Parkinson’s disease is usually diagnosed only after tremors, stiffness, or slowed movement appear—signs that the brain has already been changing for years. This study explores an unexpected shortcut: looking at tiny blood vessels in the back of the eye with a painless imaging scan and then using artificial intelligence to flag people who may have Parkinson’s earlier and more objectively than today’s checkups allow.

Looking at the Brain Through the Eye

The light-sensitive tissue at the back of the eye, the retina, is essentially an accessible part of the brain. It shares similar nerves and blood vessels but can be examined non-invasively in a clinic. The researchers used a technology called optical coherence tomography angiography, or OCTA, which produces detailed, dye-free maps of the retinal circulation. Because Parkinson’s has been linked to problems in small blood vessels elsewhere in the body, the team asked whether subtle changes in these retinal networks could act as a “window” into early disease.

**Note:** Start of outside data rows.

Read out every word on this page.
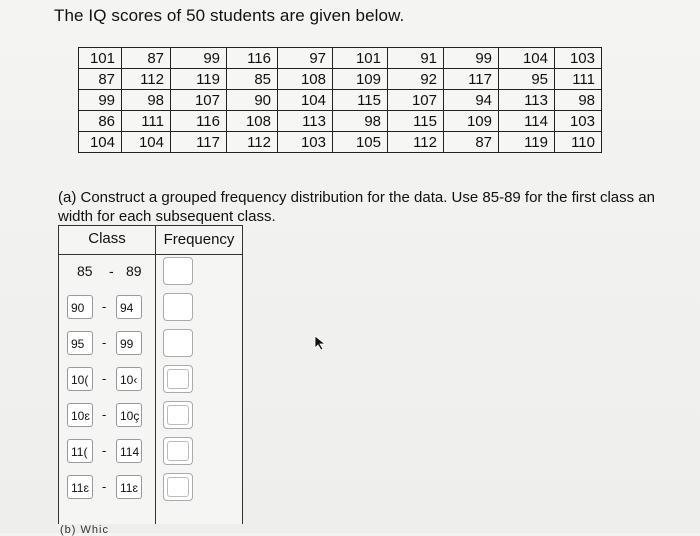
The IQ scores of 50 students are given below.
101	87	99	116	97	101	91	99	104	103
87	112	119	85	108	109	92	117	95	111
99	98	107	90	104	115	107	94	113	98
86	111	116	108	113	98	115	109	114	103
104	104	117	112	103	105	112	87	119	110
(a) Construct a grouped frequency distribution for the data. Use 85-89 for the first class an
width for each subsequent class.
Class	Frequency
85 - 89
90	-	94
95	-	99
10(	-	10‹
10ɛ -	10ç
11(	-	114
11ɛ	-	11ɛ
(b) Whic
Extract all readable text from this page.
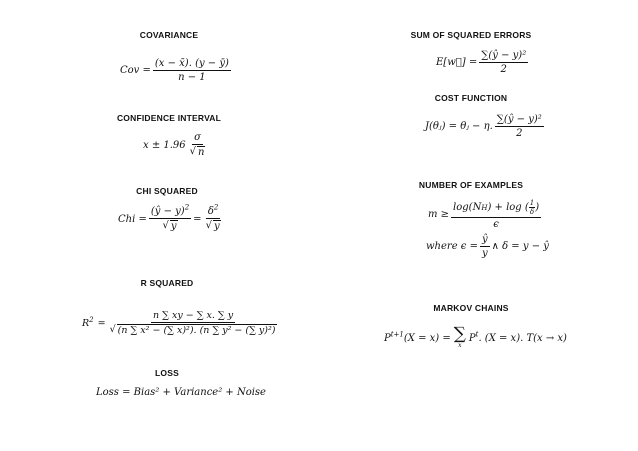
COVARIANCE
Cov = $\frac{(x - x̄). (y - ȳ)}{n - 1}$
CONFIDENCE INTERVAL
x ± 1.96
σ
√ n
CHI SQUARED
Chi = $\frac{(ŷ - y)^2}{√ y} = \frac{\delta^2}{√ y}$
R SQUARED
$R^2 = \frac{n \sum xy - \sum x. \sum y}{\text{√ (n ∑ x² − (∑ x)²). (n ∑ y² − (∑ y)²)}}$
LOSS
Loss = Bias² + Variance² + Noise
SUM OF SQUARED ERRORS
E[w⃗] = $\frac{\text{∑(ŷ − y)²}}{2}$
COST FUNCTION
J(θⱼ) = θⱼ − η. $\frac{\text{∑(ŷ − y)²}}{2}$
NUMBER OF EXAMPLES
m ≥ log(N H ) + log ( 1
δ )
ϵ
where $\epsilon = \frac{ŷ}{y}$ ∧ δ = y − ŷ
MARKOV CHAINS
$P^{t+1}$ (X = x) = ∑
x
$P^t$ . (X = x). T(x → x)
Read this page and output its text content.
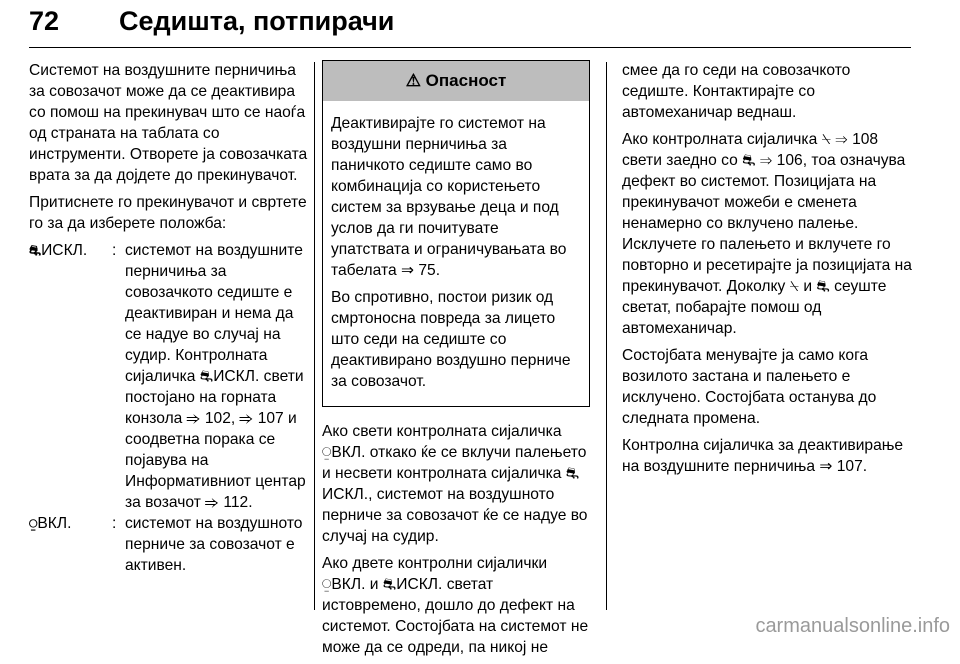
72 Седишта, потпирачи

Системот на воздушните перничиња за совозачот може да се деактивира со помош на прекинувач што се наоѓа од страната на таблата со инструменти. Отворете ја совозачката врата за да дојдете до прекинувачот.

Притиснете го прекинувачот и свртете го за да изберете положба:

⛐ИСКЛ.	: системот на воздушните перничиња за совозачкото седиште е деактивиран и нема да се надуе во случај на судир. Контролната сијаличка ⛐ИСКЛ. свети постојано на горната конзола ⇒ 102, ⇒ 107 и соодветна порака се појавува на Информативниот центар за возачот ⇒ 112.
⍜ВКЛ.	: системот на воздушното перниче за совозачот е активен.
⚠ Опасност

Деактивирајте го системот на воздушни перничиња за паничкото седиште само во комбинација со користењето систем за врзување деца и под услов да ги почитувате упатствата и ограничувањата во табелата ⇒ 75.

Во спротивно, постои ризик од смртоносна повреда за лицето што седи на седиште со деактивирано воздушно перниче за совозачот.

Ако свети контролната сијаличка ⍜ВКЛ. откако ќе се вклучи палењето и несвети контролната сијаличка ⛐ИСКЛ., системот на воздушното перниче за совозачот ќе се надуе во случај на судир.

Ако двете контролни сијалички ⍜ВКЛ. и ⛐ИСКЛ. светат истовремено, дошло до дефект на системот. Состојбата на системот не може да се одреди, па никој не

смее да го седи на совозачкото седиште. Контактирајте со автомеханичар веднаш.

Ако контролната сијаличка ⍀ ⇒ 108 свети заедно со ⛐ ⇒ 106, тоа означува дефект во системот. Позицијата на прекинувачот можеби е сменета ненамерно со вклучено палење. Исклучете го палењето и вклучете го повторно и ресетирајте ја позицијата на прекинувачот. Доколку ⍀ и ⛐ сеуште светат, побарајте помош од автомеханичар.

Состојбата менувајте ја само кога возилото застана и палењето е исклучено. Состојбата останува до следната промена.

Контролна сијаличка за деактивирање на воздушните перничиња ⇒ 107.

carmanualsonline.info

Turning Eye Scans Into Numbers

In a retrospective study, the team collected OCTA scans from 53 people with Parkinson’s and 39 healthy, age-matched volunteers. They focused on two layers of retinal vessels: a superficial layer near the surface and a deeper layer underneath. From each layer they automatically segmented the central foveal avascular zone—the tiny blood-vessel–free pit needed for sharp vision—as well as the surrounding capillaries. They then converted each image into 22 numerical measurements. Some described the shape of the foveal zone, such as how round, smooth, or irregular its edge was. Others captured how dense the blood vessels were overall and in a ring around the fovea. Together, these measurements quantified microvascular health with far more nuance than a human eye could judge.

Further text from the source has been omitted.